What's the most profitable movie of all time? The Sound of Music? ET? Lord of the Rings? Star Wars?
No. The answer is Deep Throat which - made for $22,000 with the intriguing premise that a clitoris has grown in the lead starlet's throat - grossed $600m.
Not bad for an X-rated movie that was banned in 23 states, attracted the ire of the Nixon administration and the director concedes wasn't actually very good.
Made on a shoestring in 1972, the movie was helmed by former beauty salon owner Gerard Damiano and starred suburban Long Island girl Linda Lovelace.
The film was structured - if that's not attributing it too much technical nous - around Lovelace's affinity for...how shall we put this gentle reader?...fellatio.
An overnight sensation in Times Square smuthouses, it inevitably came to the attention of City Hall whose moral guardians maintained "it strikes at the very core of our country.
"
However, after earning some sort of respectability when labelled "porno chic" in the New York Times, well-heeled Upper East Side residents were making the trip downtown.
But the right had a secret weapon - federal prosecutor Larry Parrish, a lay preacher who proudly announces he would be happy to indict his mother if she was involved. "She wasn't," he assures us.
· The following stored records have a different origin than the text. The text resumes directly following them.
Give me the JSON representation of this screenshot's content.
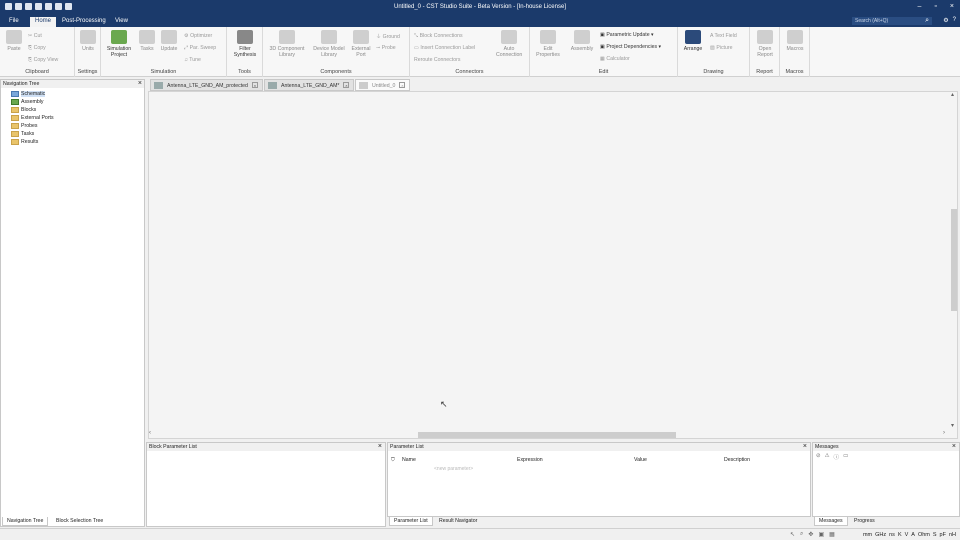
{
  "window": {
    "title": "Untitled_0 - CST Studio Suite - Beta Version - [In-house License]",
    "controls": [
      "–",
      "▫",
      "×"
    ]
  },
  "menu": {
    "tabs": [
      {
        "label": "File",
        "active": false
      },
      {
        "label": "Home",
        "active": true
      },
      {
        "label": "Post-Processing",
        "active": false
      },
      {
        "label": "View",
        "active": false
      }
    ],
    "search_placeholder": "Search (Alt+Q)"
  },
  "ribbon": {
    "clipboard": {
      "label": "Clipboard",
      "paste": "Paste",
      "cut": "Cut",
      "copy": "Copy",
      "copy_view": "Copy View"
    },
    "settings": {
      "label": "Settings",
      "units": "Units"
    },
    "simulation": {
      "label": "Simulation",
      "sim_project": "Simulation Project",
      "tasks": "Tasks",
      "update": "Update",
      "optimizer": "Optimizer",
      "par_sweep": "Par. Sweep",
      "tune": "Tune"
    },
    "tools": {
      "label": "Tools",
      "filter_synthesis": "Filter Synthesis"
    },
    "components": {
      "label": "Components",
      "comp_library": "3D Component Library",
      "device_model": "Device Model Library",
      "external_port": "External Port",
      "ground": "Ground",
      "probe": "Probe"
    },
    "connectors": {
      "label": "Connectors",
      "block_connections": "Block Connections",
      "insert_connection_label": "Insert Connection Label",
      "reroute_connectors": "Reroute Connectors",
      "auto_connection": "Auto Connection"
    },
    "edit": {
      "label": "Edit",
      "edit_properties": "Edit Properties",
      "assembly": "Assembly",
      "parametric_update": "Parametric Update",
      "project_dependencies": "Project Dependencies",
      "calculator": "Calculator"
    },
    "drawing": {
      "label": "Drawing",
      "arrange": "Arrange",
      "text_field": "Text Field",
      "picture": "Picture"
    },
    "report": {
      "label": "Report",
      "open_report": "Open Report"
    },
    "macros": {
      "label": "Macros",
      "macros": "Macros"
    }
  },
  "doc_tabs": [
    {
      "label": "Antenna_LTE_GND_AM_protected",
      "active": false
    },
    {
      "label": "Antenna_LTE_GND_AM*",
      "active": false
    },
    {
      "label": "Untitled_0",
      "active": true
    }
  ],
  "nav_tree": {
    "title": "Navigation Tree",
    "items": [
      "Schematic",
      "Assembly",
      "Blocks",
      "External Ports",
      "Probes",
      "Tasks",
      "Results"
    ],
    "bottom_tabs": [
      "Navigation Tree",
      "Block Selection Tree"
    ]
  },
  "block_param": {
    "title": "Block Parameter List"
  },
  "param_list": {
    "title": "Parameter List",
    "columns": [
      "Name",
      "Expression",
      "Value",
      "Description"
    ],
    "new_placeholder": "<new parameter>",
    "bottom_tabs": [
      "Parameter List",
      "Result Navigator"
    ]
  },
  "messages": {
    "title": "Messages",
    "bottom_tabs": [
      "Messages",
      "Progress"
    ]
  },
  "status": {
    "units": [
      "mm",
      "GHz",
      "ns",
      "K",
      "V",
      "A",
      "Ohm",
      "S",
      "pF",
      "nH"
    ]
  }
}
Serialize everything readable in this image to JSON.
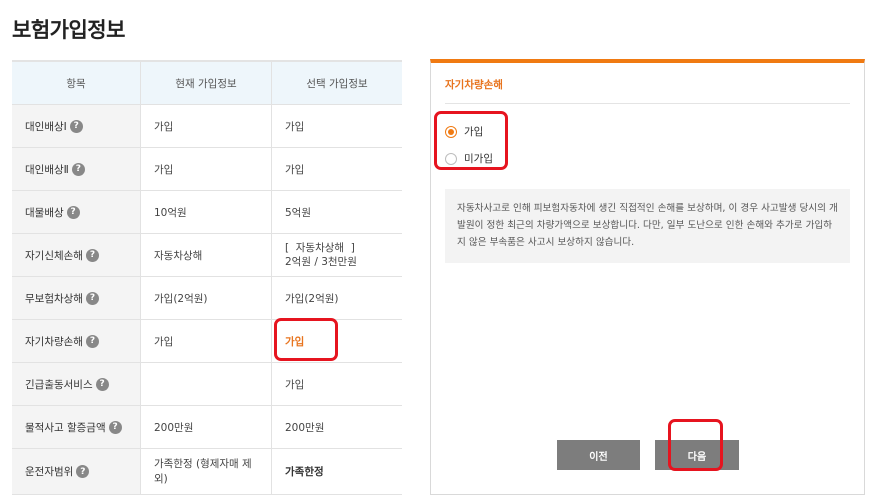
{
  "page": {
    "title": "보험가입정보"
  },
  "table": {
    "headers": [
      "항목",
      "현재 가입정보",
      "선택 가입정보"
    ],
    "rows": [
      {
        "item": "대인배상Ⅰ",
        "current": "가입",
        "selected": "가입"
      },
      {
        "item": "대인배상Ⅱ",
        "current": "가입",
        "selected": "가입"
      },
      {
        "item": "대물배상",
        "current": "10억원",
        "selected": "5억원"
      },
      {
        "item": "자기신체손해",
        "current": "자동차상해",
        "selected_line1": "[  자동차상해  ]",
        "selected_line2": "2억원 / 3천만원"
      },
      {
        "item": "무보험차상해",
        "current": "가입(2억원)",
        "selected": "가입(2억원)"
      },
      {
        "item": "자기차량손해",
        "current": "가입",
        "selected": "가입"
      },
      {
        "item": "긴급출동서비스",
        "current": "",
        "selected": "가입"
      },
      {
        "item": "물적사고 할증금액",
        "current": "200만원",
        "selected": "200만원"
      },
      {
        "item": "운전자범위",
        "current": "가족한정 (형제자매 제외)",
        "selected": "가족한정"
      }
    ],
    "help_glyph": "?"
  },
  "panel": {
    "title": "자기차량손해",
    "options": [
      {
        "label": "가입",
        "checked": true
      },
      {
        "label": "미가입",
        "checked": false
      }
    ],
    "description": "자동차사고로 인해 피보험자동차에 생긴 직접적인 손해를 보상하며, 이 경우 사고발생 당시의 개발원이 정한 최근의 차량가액으로 보상합니다. 다만, 일부 도난으로 인한 손해와 추가로 가입하지 않은 부속품은 사고시 보상하지 않습니다.",
    "prev_label": "이전",
    "next_label": "다음"
  },
  "colors": {
    "accent": "#f07a12",
    "highlight": "#e6141f",
    "button": "#7d7d7d"
  }
}
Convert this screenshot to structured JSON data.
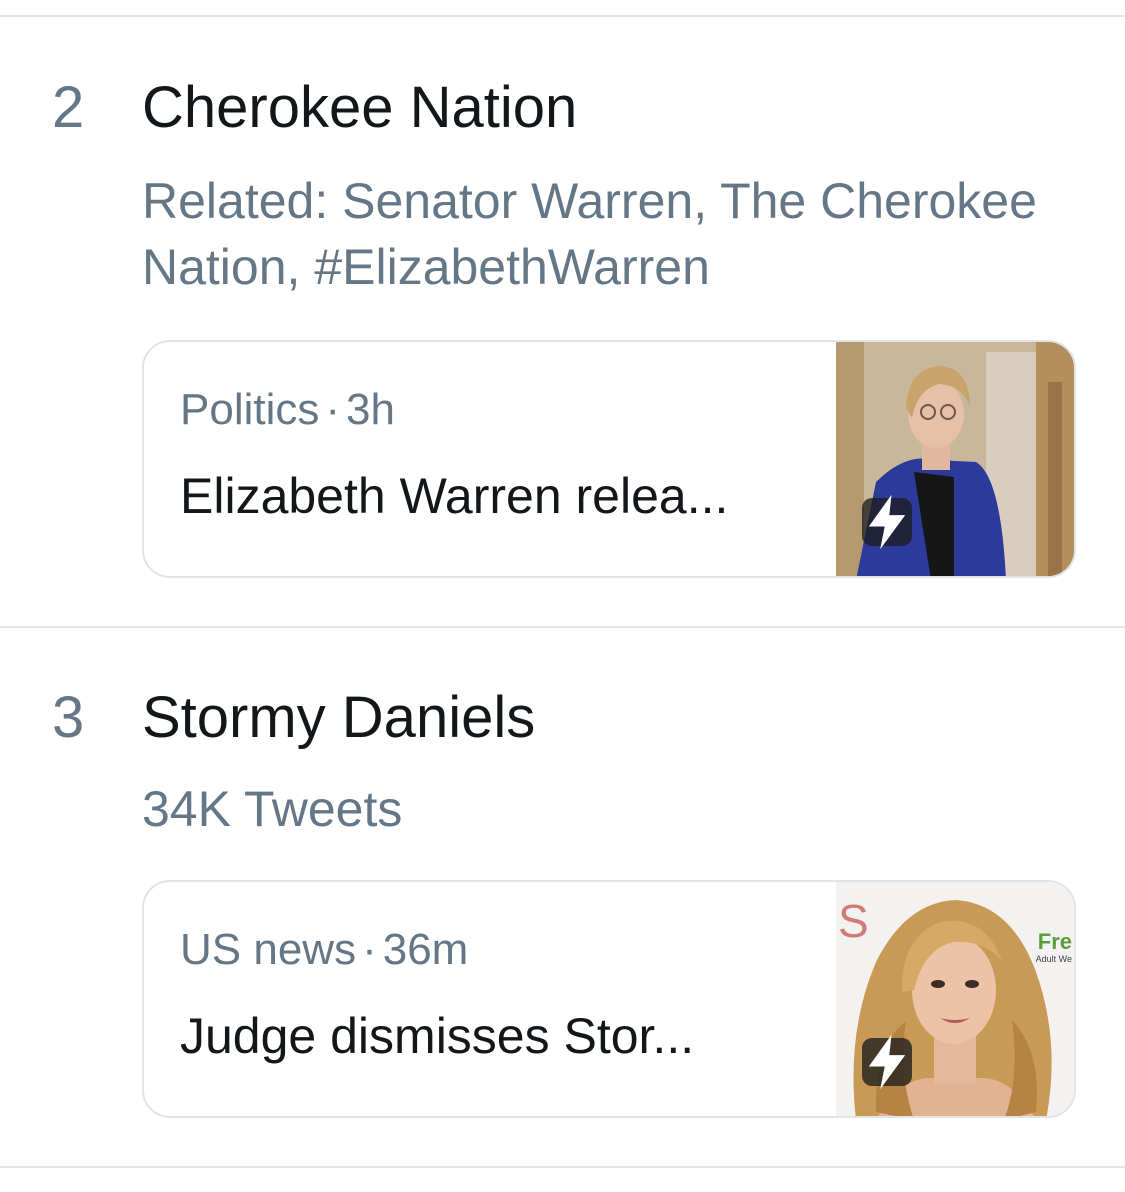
{
  "trends": [
    {
      "rank": "2",
      "topic": "Cherokee Nation",
      "context": "Related: Senator Warren, The Cherokee Nation, #ElizabethWarren",
      "card": {
        "category": "Politics",
        "separator": "·",
        "time": "3h",
        "headline": "Elizabeth Warren relea...",
        "thumbnail": "photo-woman-blue-jacket",
        "badge_icon": "lightning-bolt-icon"
      }
    },
    {
      "rank": "3",
      "topic": "Stormy Daniels",
      "context": "34K Tweets",
      "card": {
        "category": "US news",
        "separator": "·",
        "time": "36m",
        "headline": "Judge dismisses Stor...",
        "thumbnail": "photo-blonde-woman-red-carpet",
        "thumbnail_text_left": "S",
        "thumbnail_text_right": "Fre",
        "thumbnail_text_small": "Adult We",
        "badge_icon": "lightning-bolt-icon"
      }
    }
  ],
  "colors": {
    "primary_text": "#14171a",
    "secondary_text": "#657786",
    "divider": "#e1e6ea",
    "card_border": "#dfe4e8"
  }
}
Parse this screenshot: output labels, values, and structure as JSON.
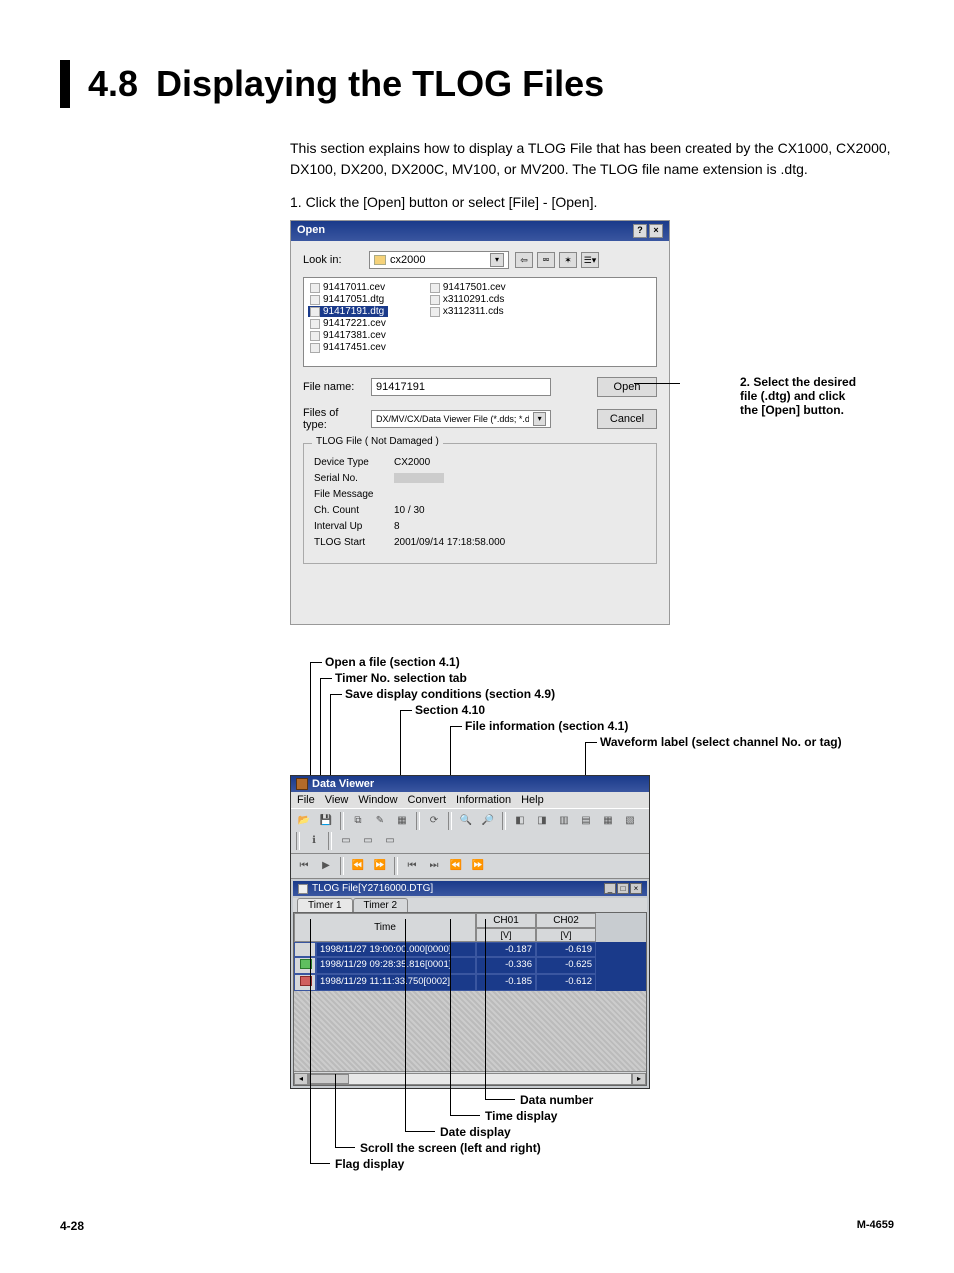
{
  "heading": {
    "number": "4.8",
    "title": "Displaying the TLOG Files"
  },
  "intro_paragraph": "This section explains how to display a TLOG File that has been created by the CX1000, CX2000, DX100, DX200, DX200C, MV100, or MV200. The TLOG file name extension is .dtg.",
  "step1": "1.    Click the [Open] button or select [File] - [Open].",
  "open_dialog": {
    "title": "Open",
    "lookin_label": "Look in:",
    "lookin_value": "cx2000",
    "files_left": [
      "91417011.cev",
      "91417051.dtg",
      "91417191.dtg",
      "91417221.cev",
      "91417381.cev",
      "91417451.cev"
    ],
    "files_right": [
      "91417501.cev",
      "x3110291.cds",
      "x3112311.cds"
    ],
    "selected_file": "91417191.dtg",
    "filename_label": "File name:",
    "filename_value": "91417191",
    "type_label": "Files of type:",
    "type_value": "DX/MV/CX/Data Viewer File (*.dds; *.dev; *",
    "open_btn": "Open",
    "cancel_btn": "Cancel",
    "group_title": "TLOG File ( Not Damaged )",
    "info": {
      "device_type_k": "Device Type",
      "device_type_v": "CX2000",
      "serial_k": "Serial No.",
      "filemsg_k": "File Message",
      "chcount_k": "Ch. Count",
      "chcount_v": "10 / 30",
      "interval_k": "Interval Up",
      "interval_v": "8",
      "tlogstart_k": "TLOG Start",
      "tlogstart_v": "2001/09/14 17:18:58.000"
    }
  },
  "callout_right": {
    "line1": "2. Select the desired",
    "line2": "file (.dtg) and click",
    "line3": "the [Open] button."
  },
  "upper_anno": {
    "a1": "Open a file (section 4.1)",
    "a2": "Timer No. selection tab",
    "a3": "Save display conditions (section 4.9)",
    "a4": "Section 4.10",
    "a5": "File information (section 4.1)",
    "a6": "Waveform label (select channel No. or tag)"
  },
  "app": {
    "title": "Data Viewer",
    "menu": [
      "File",
      "View",
      "Window",
      "Convert",
      "Information",
      "Help"
    ],
    "doc_title": "TLOG File[Y2716000.DTG]",
    "tabs": [
      "Timer 1",
      "Timer 2"
    ],
    "head_time": "Time",
    "head_ch01": "CH01",
    "head_ch02": "CH02",
    "head_unit": "[V]",
    "rows": [
      {
        "time": "1998/11/27 19:00:00.000[0000]",
        "c1": "-0.187",
        "c2": "-0.619"
      },
      {
        "time": "1998/11/29 09:28:35.816[0001]",
        "c1": "-0.336",
        "c2": "-0.625"
      },
      {
        "time": "1998/11/29 11:11:33.750[0002]",
        "c1": "-0.185",
        "c2": "-0.612"
      }
    ]
  },
  "lower_anno": {
    "l1": "Data number",
    "l2": "Time display",
    "l3": "Date display",
    "l4": "Scroll the screen (left and right)",
    "l5": "Flag display"
  },
  "footer": {
    "left": "4-28",
    "right": "M-4659"
  }
}
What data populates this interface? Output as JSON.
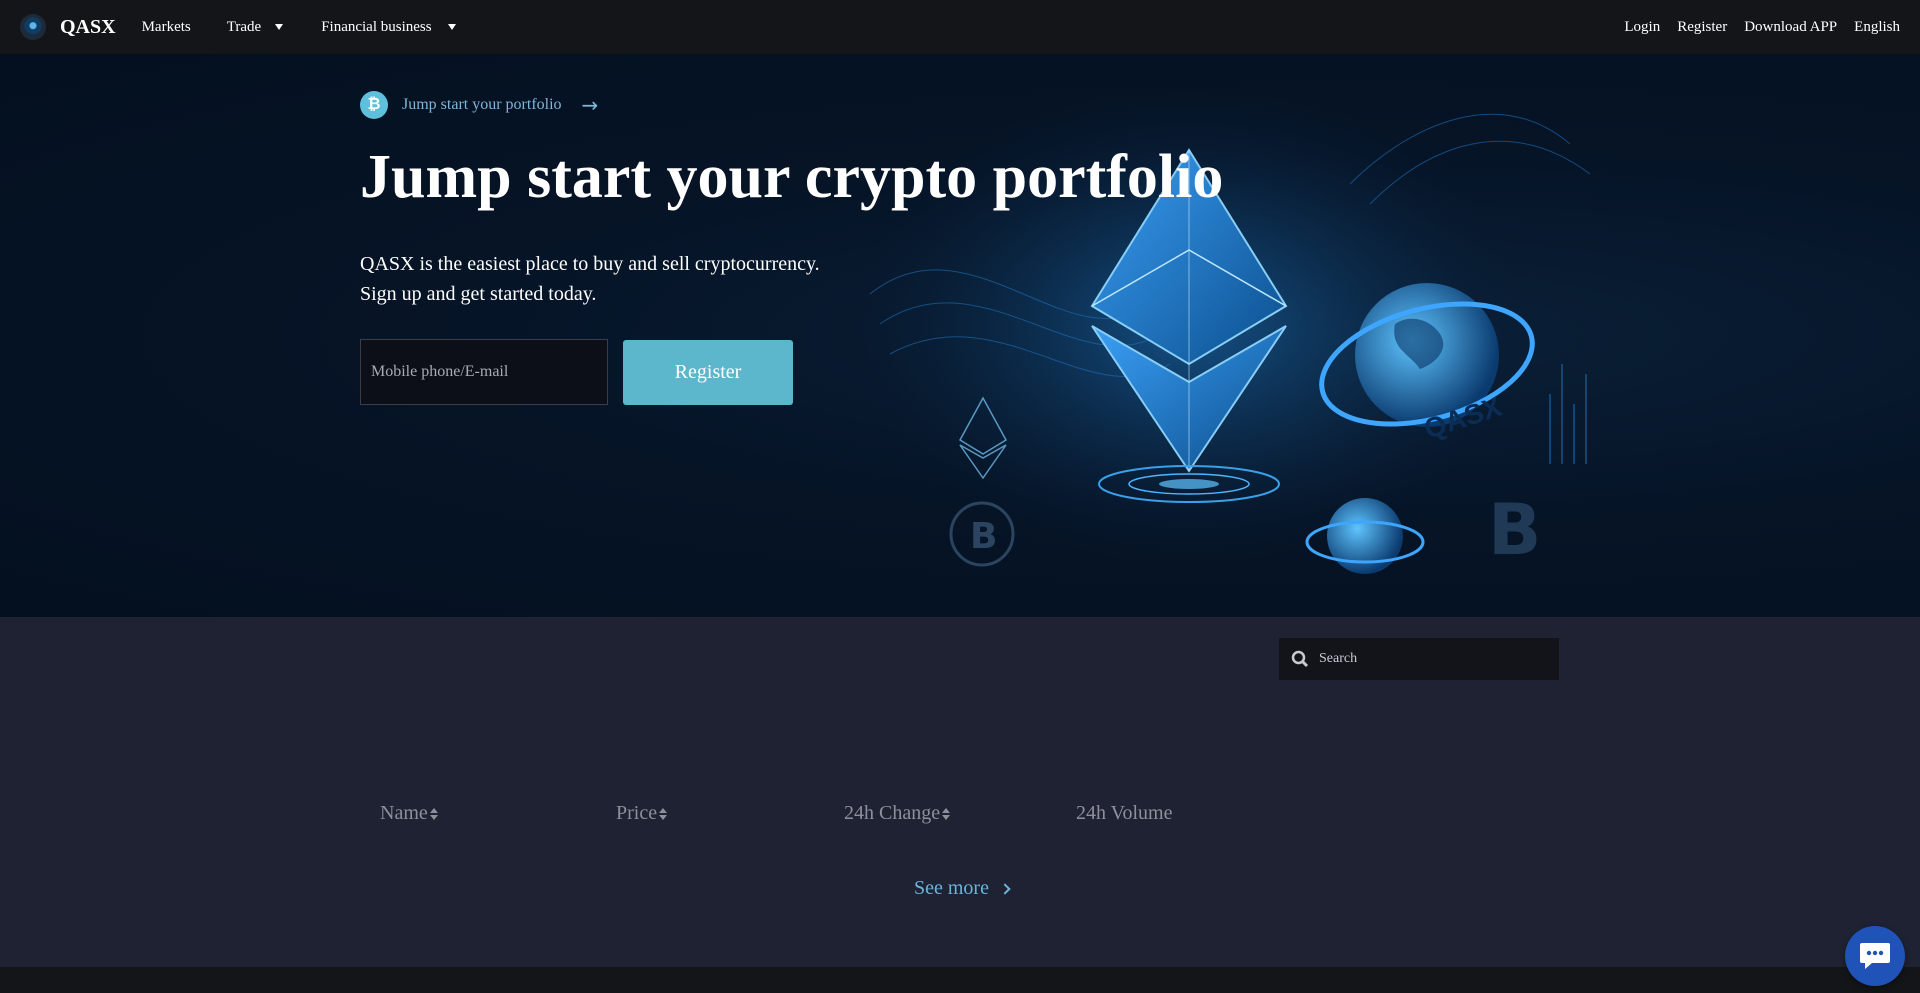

Next thing you know lead actor Harry Reems - who was paid $100 for his performance in - the judge's words - "this feast of carrion and squalor" - is facing five years in jail. Nixon's fall after Watergate gets him off the hook.
Much of this - particularly Lovelace's dire treatment at the hands of a controlling pimp/boyfriend - is well documented but the film-makers also turn up some gems.
Apparently New York mobsters cleaned up, extracting half the takings from distributors and cinema owners and poor old Jerry Damiano didn't make a red (or possibly blue) cent.
Probably the best decision was taken by the Lindsay Lovelace after her penniless mom died in a car crash in 2002. She turned down the lead in Deep Throat 7.